Maxime Wenssens

Personal information
- Full name: Maxime Kali Nathan Wenssens
- Date of birth: 17 November 2001 (age 24)
- Place of birth: Uccle, Belgium
- Height: 1.91 m (6 ft 3 in)
- Position: Goalkeeper

Team information
- Current team: Thes Sport
- Number: 34

Youth career
- Sint-Truiden

Senior career*
- Years: Team / Apps / (Gls)
- 2018–2020: Sint-Truiden / 0 / (0)
- 2020–2022: Mechelen / 0 / (0)
- 2023–2024: Union SG B / 8 / (0)
- 2023–2024: Union SG / 0 / (0)
- 2025–: Thes Sport / 0 / (0)

International career^{‡}
- 2024–: Rwanda / 1 / (0)

= Maxime Wenssens =

Belgian-Rwandan footballer (born 2004)

Maxime Kali Nathan Wenssens (born 17 November 2001) is a professional footballer who plays as a goalkeeper for Thes Sport.
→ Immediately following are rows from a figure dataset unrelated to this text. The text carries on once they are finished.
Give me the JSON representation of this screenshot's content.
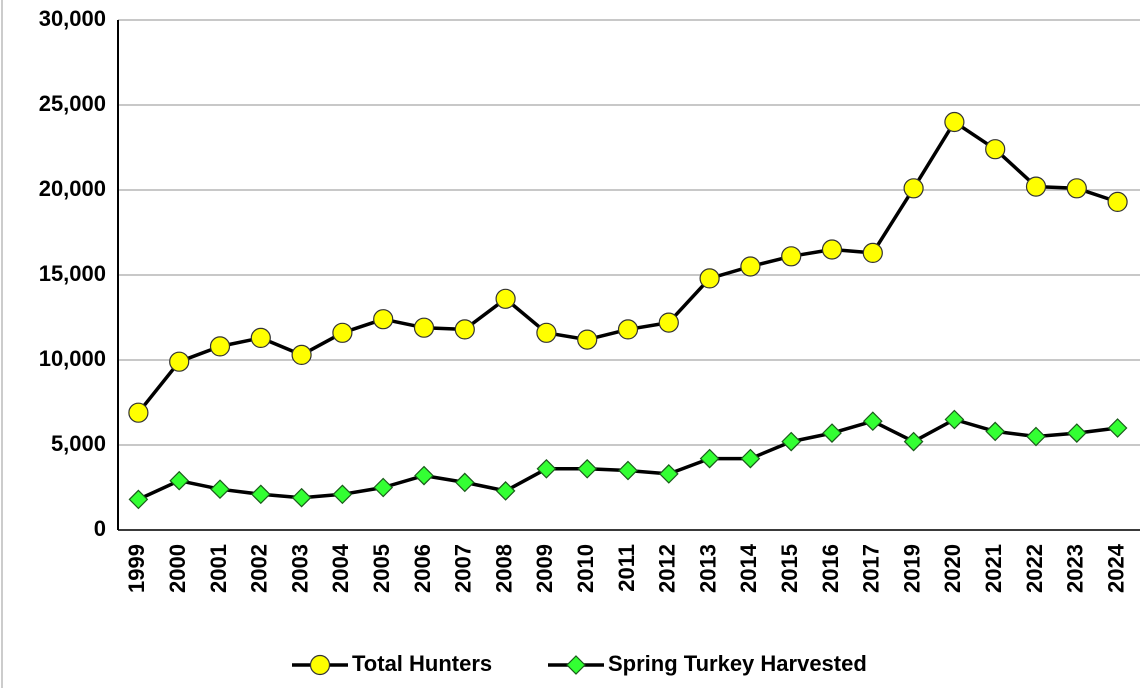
{
  "chart_data": {
    "type": "line",
    "categories": [
      "1999",
      "2000",
      "2001",
      "2002",
      "2003",
      "2004",
      "2005",
      "2006",
      "2007",
      "2008",
      "2009",
      "2010",
      "2011",
      "2012",
      "2013",
      "2014",
      "2015",
      "2016",
      "2017",
      "2019",
      "2020",
      "2021",
      "2022",
      "2023",
      "2024"
    ],
    "series": [
      {
        "name": "Total Hunters",
        "color": "#ffff00",
        "marker": "circle",
        "values": [
          6900,
          9900,
          10800,
          11300,
          10300,
          11600,
          12400,
          11900,
          11800,
          13600,
          11600,
          11200,
          11800,
          12200,
          14800,
          15500,
          16100,
          16500,
          16300,
          20100,
          24000,
          22400,
          20200,
          20100,
          19300
        ]
      },
      {
        "name": "Spring Turkey Harvested",
        "color": "#33ff33",
        "marker": "diamond",
        "values": [
          1800,
          2900,
          2400,
          2100,
          1900,
          2100,
          2500,
          3200,
          2800,
          2300,
          3600,
          3600,
          3500,
          3300,
          4200,
          4200,
          5200,
          5700,
          6400,
          5200,
          6500,
          5800,
          5500,
          5700,
          6000
        ]
      }
    ],
    "ylim": [
      0,
      30000
    ],
    "yticks": [
      0,
      {
        "value": 5000,
        "label": "5,000"
      },
      {
        "value": 10000,
        "label": "10,000"
      },
      {
        "value": 15000,
        "label": "15,000"
      },
      {
        "value": 20000,
        "label": "20,000"
      },
      {
        "value": 25000,
        "label": "25,000"
      },
      {
        "value": 30000,
        "label": "30,000"
      }
    ],
    "grid": true,
    "legend": "bottom"
  }
}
Born in Belgium, he plays for the Rwanda national team.

==Career==
On 13 March 2018, he signed his first professional contract with Sint-Truidense V.V. for 2.5 season. On 19 November 2020, he transferred to K.V. Mechelen where he was the reserve goalkeeper. On 27 August 2023, he transferred to Union Saint-Gilloise on a 1+1 year contract to act as third goalkeeper. On 10 July 2024, Wenssens was released by Union Saint-Gilloise.

==International career==
Wenssens was born in Belgium to a Belgian father and Rwandan mother. He was first called up to the Rwanda national team for a set of 2026 FIFA World Cup qualification matches. He debuted for Rwanda in a friendly 2–0 win over Madagascar on 25 March 2024.